Whoa... that is not likely to be a moisture problem then (I had only read Walter's posting, not yours).
OK, try this next time too. Unscrew your camera just a little (like a quarter turn or less to make sure it does not fall off :-). Check the image. If the pattern rotates relative to the frame, the problem is at the telescope end. If not, the camera end.
This will "binary chop" the debugging process (i.e., eliminate half of the possible problems; sometimes debugging is a process of elimination, rather than a process of discovery).
If the smudge does not rotate when you'd rotated the camera, the problem is somewhere between the camera's flange and the sensor.
I am guessing that the camera you bought has a built in filter wheel, in which case, you can also change the filter selection to eliminate yet another potential problem.
Your problem is actually likely to be e dust speck either on your filter or a glass element in your telescope.
Rotating your camera should tell you which.
Since your smudge is large with a somewhat radial symmetry, it is probably not dirt on the sensor itself (good news), but it could be dust on the filter (I have no idea how far your filter is away from the sensor -- I don't use cameras with integral filter wheels) or dust on any reducer that you use. Rotating the camera and choosing different filters might help pinpoint the problem further (or more precisely, what is not the problem).

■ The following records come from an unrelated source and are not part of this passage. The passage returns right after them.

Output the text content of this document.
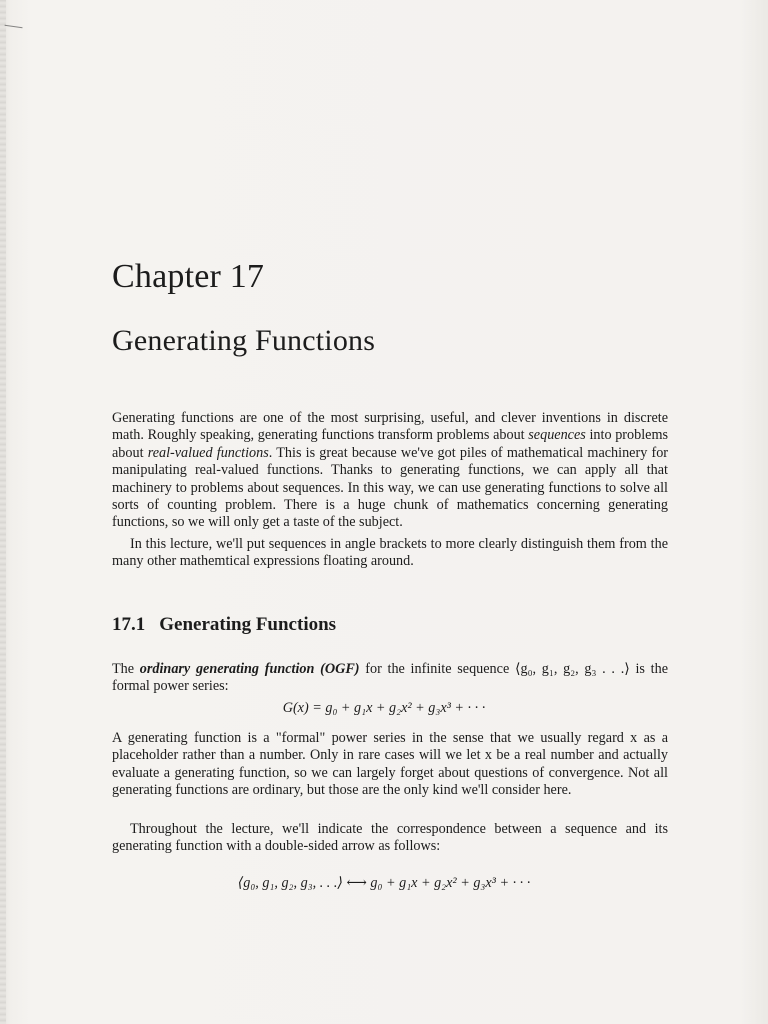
Chapter 17
Generating Functions

Generating functions are one of the most surprising, useful, and clever inventions in discrete math. Roughly speaking, generating functions transform problems about sequences into problems about real-valued functions. This is great because we've got piles of mathematical machinery for manipulating real-valued functions. Thanks to generating functions, we can apply all that machinery to problems about sequences. In this way, we can use generating functions to solve all sorts of counting problem. There is a huge chunk of mathematics concerning generating functions, so we will only get a taste of the subject.

In this lecture, we'll put sequences in angle brackets to more clearly distinguish them from the many other mathemtical expressions floating around.

17.1 Generating Functions

The ordinary generating function (OGF) for the infinite sequence ⟨g₀, g₁, g₂, g₃ . . .⟩ is the formal power series:

G(x) = g₀ + g₁x + g₂x² + g₃x³ + · · ·

A generating function is a "formal" power series in the sense that we usually regard x as a placeholder rather than a number. Only in rare cases will we let x be a real number and actually evaluate a generating function, so we can largely forget about questions of convergence. Not all generating functions are ordinary, but those are the only kind we'll consider here.

Throughout the lecture, we'll indicate the correspondence between a sequence and its generating function with a double-sided arrow as follows:

⟨g₀, g₁, g₂, g₃, . . .⟩ ⟷ g₀ + g₁x + g₂x² + g₃x³ + · · ·
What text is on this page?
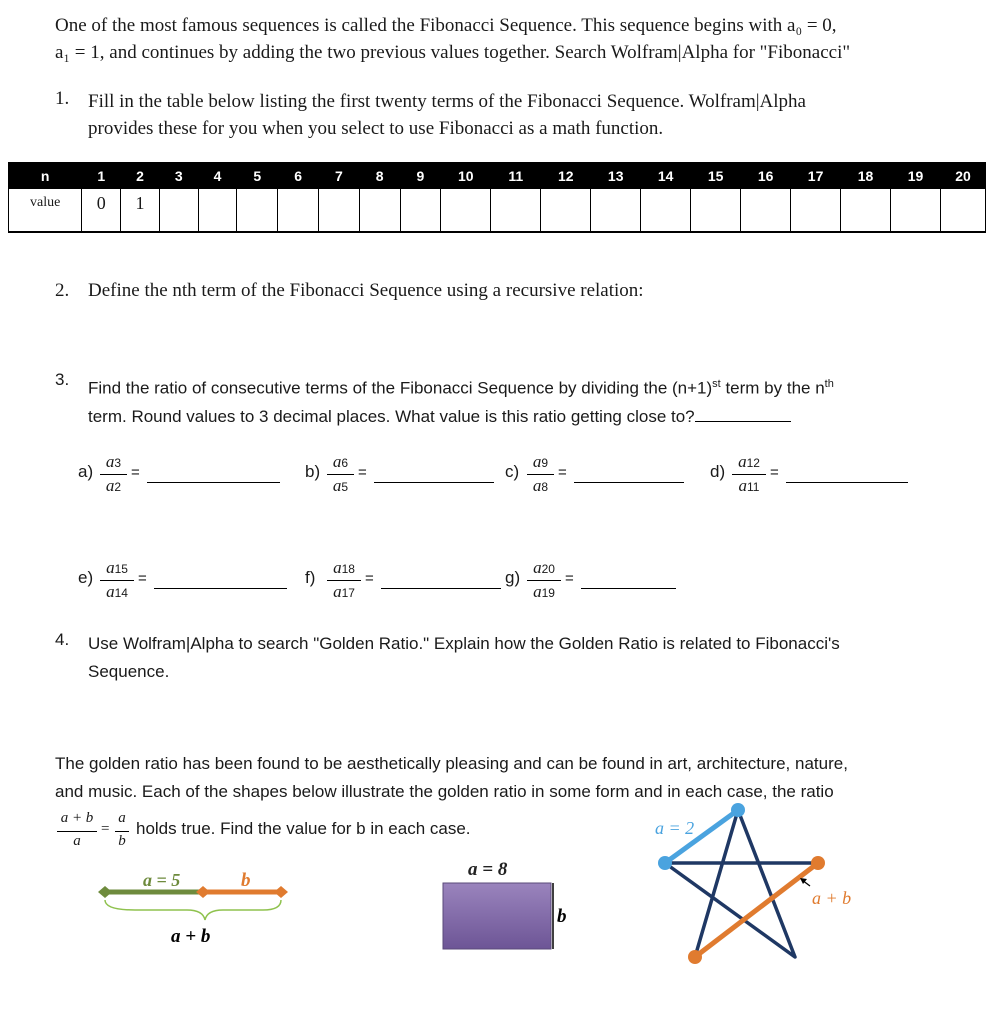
One of the most famous sequences is called the Fibonacci Sequence. This sequence begins with a₀ = 0,
a₁ = 1, and continues by adding the two previous values together. Search Wolfram|Alpha for "Fibonacci"
1. Fill in the table below listing the first twenty terms of the Fibonacci Sequence. Wolfram|Alpha
provides these for you when you select to use Fibonacci as a math function.
n	1	2	3	4	5	6	7	8	9	10	11	12	13	14	15	16	17	18	19	20
value	0	1																		
2. Define the nth term of the Fibonacci Sequence using a recursive relation:
3. Find the ratio of consecutive terms of the Fibonacci Sequence by dividing the $(n+1)^{st}$ term by the $n^{th}$
term. Round values to 3 decimal places. What value is this ratio getting close to?
a)
a3
a2
=	b)
a6
a5
=	c)
a9
a8
=	d)
a12
a11
=
e)
a15
a14
=	f)
a18
a17
=	g)
a20
a19
=
4. Use Wolfram|Alpha to search "Golden Ratio." Explain how the Golden Ratio is related to Fibonacci's
Sequence.
The golden ratio has been found to be aesthetically pleasing and can be found in art, architecture, nature,
and music. Each of the shapes below illustrate the golden ratio in some form and in each case, the ratio
a + b
a
=
a
b
holds true. Find the value for b in each case.
a = 5	b
a + b
a = 8
b
a = 2
a + b
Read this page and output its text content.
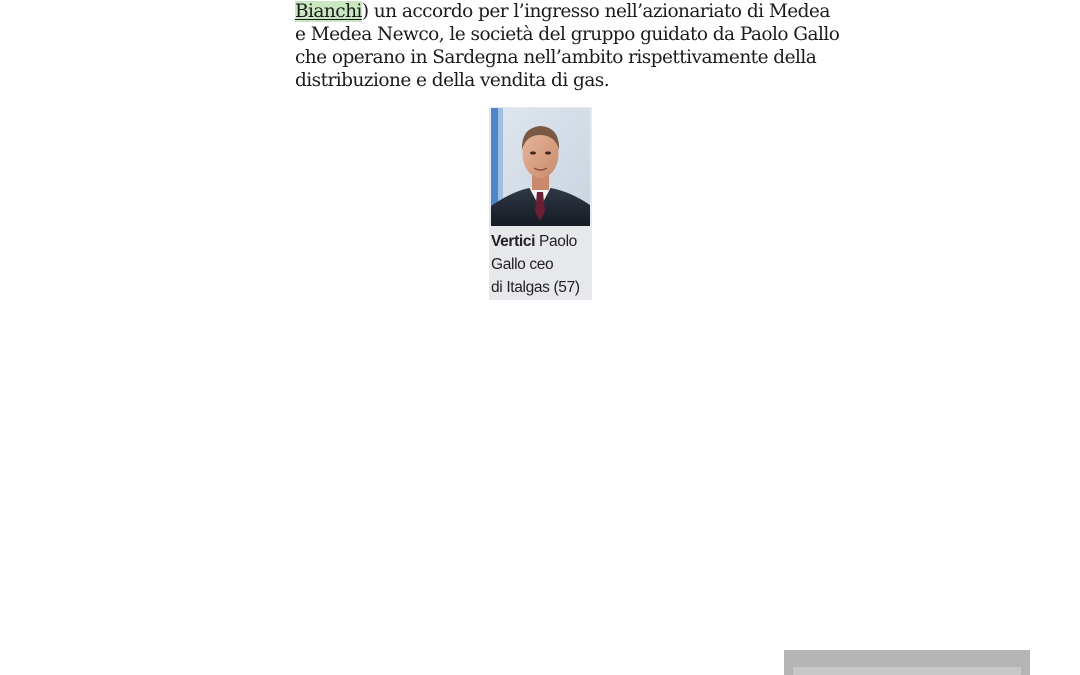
Bianchi) un accordo per l’ingresso nell’azionariato di Medea
e Medea Newco, le società del gruppo guidato da Paolo Gallo
che operano in Sardegna nell’ambito rispettivamente della
distribuzione e della vendita di gas.
Vertici Paolo
Gallo ceo
di Italgas (57)
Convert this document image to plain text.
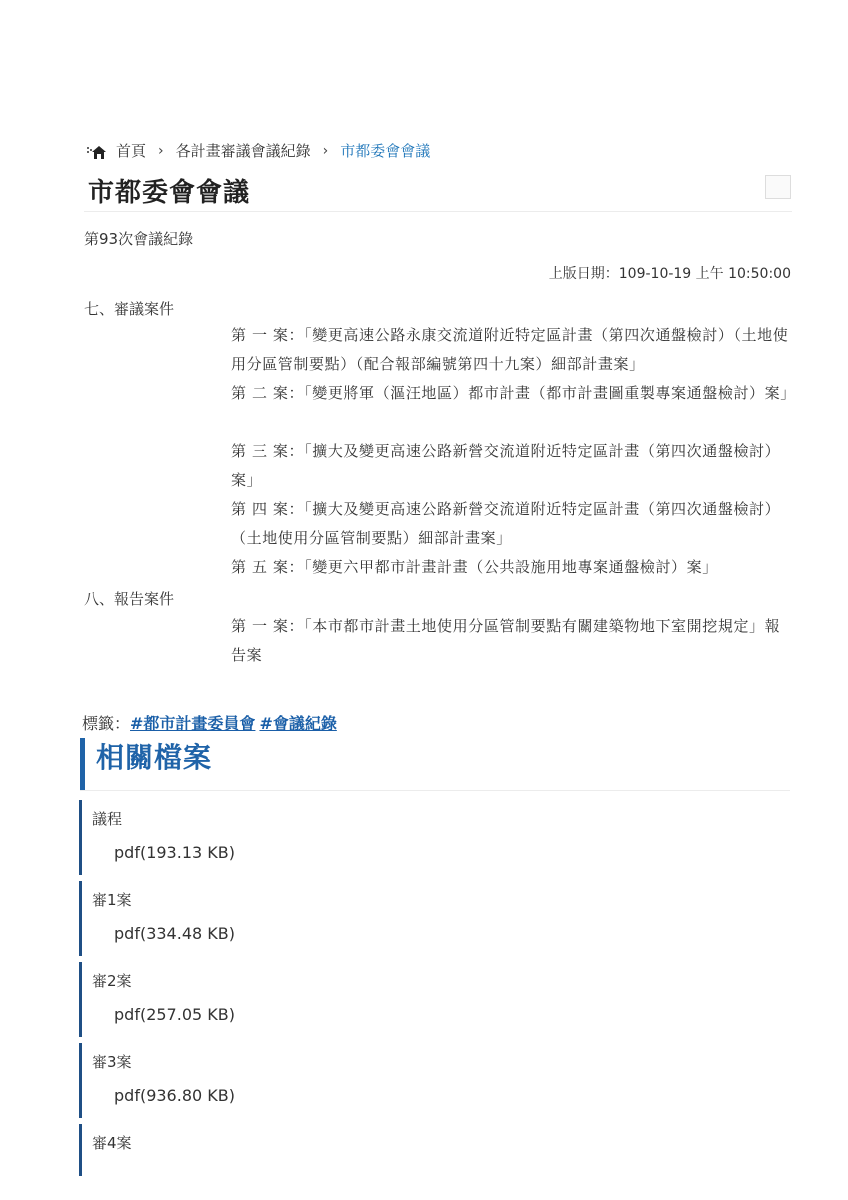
首頁 › 各計畫審議會議紀錄 › 市都委會會議
市都委會會議
第93次會議紀錄
上版日期：109-10-19 上午 10:50:00
七、審議案件
第 一 案：「變更高速公路永康交流道附近特定區計畫（第四次通盤檢討）（土地使用分區管制要點）（配合報部編號第四十九案）細部計畫案」
第 二 案：「變更將軍（漚汪地區）都市計畫（都市計畫圖重製專案通盤檢討）案」
第 三 案：「擴大及變更高速公路新營交流道附近特定區計畫（第四次通盤檢討）案」
第 四 案：「擴大及變更高速公路新營交流道附近特定區計畫（第四次通盤檢討）（土地使用分區管制要點）細部計畫案」
第 五 案：「變更六甲都市計畫計畫（公共設施用地專案通盤檢討）案」
八、報告案件
第 一 案：「本市都市計畫土地使用分區管制要點有關建築物地下室開挖規定」報告案
標籤：#都市計畫委員會 #會議紀錄
相關檔案
議程
pdf(193.13 KB)
審1案
pdf(334.48 KB)
審2案
pdf(257.05 KB)
審3案
pdf(936.80 KB)
審4案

By the way, a large smudge on your filter will not cause the problem that you are seeing -- that's not how optics work. If it is something on your filter (or one of the elements of the Petzval telescope), it would be a small and perhaps barely visible dust speck. Just use your air blower to see if it will clean out the shape on the sensor after checking if the problem is on the telescope side or the camera side. If you don't already own a small hand bulb air blower, you need to buy one right away, since you will need it over and over to blow out the dust every time you open any part of the optical chain up to open air.
Never, ever blow air at expensive optics with your mouth. Use one of the cheap air bulbs that are sold to photographers. There are many that filters air on the way in and emit very little dust themselves.
You can also use the "black light" lamps or flashlights to see refection from the small dust specs better.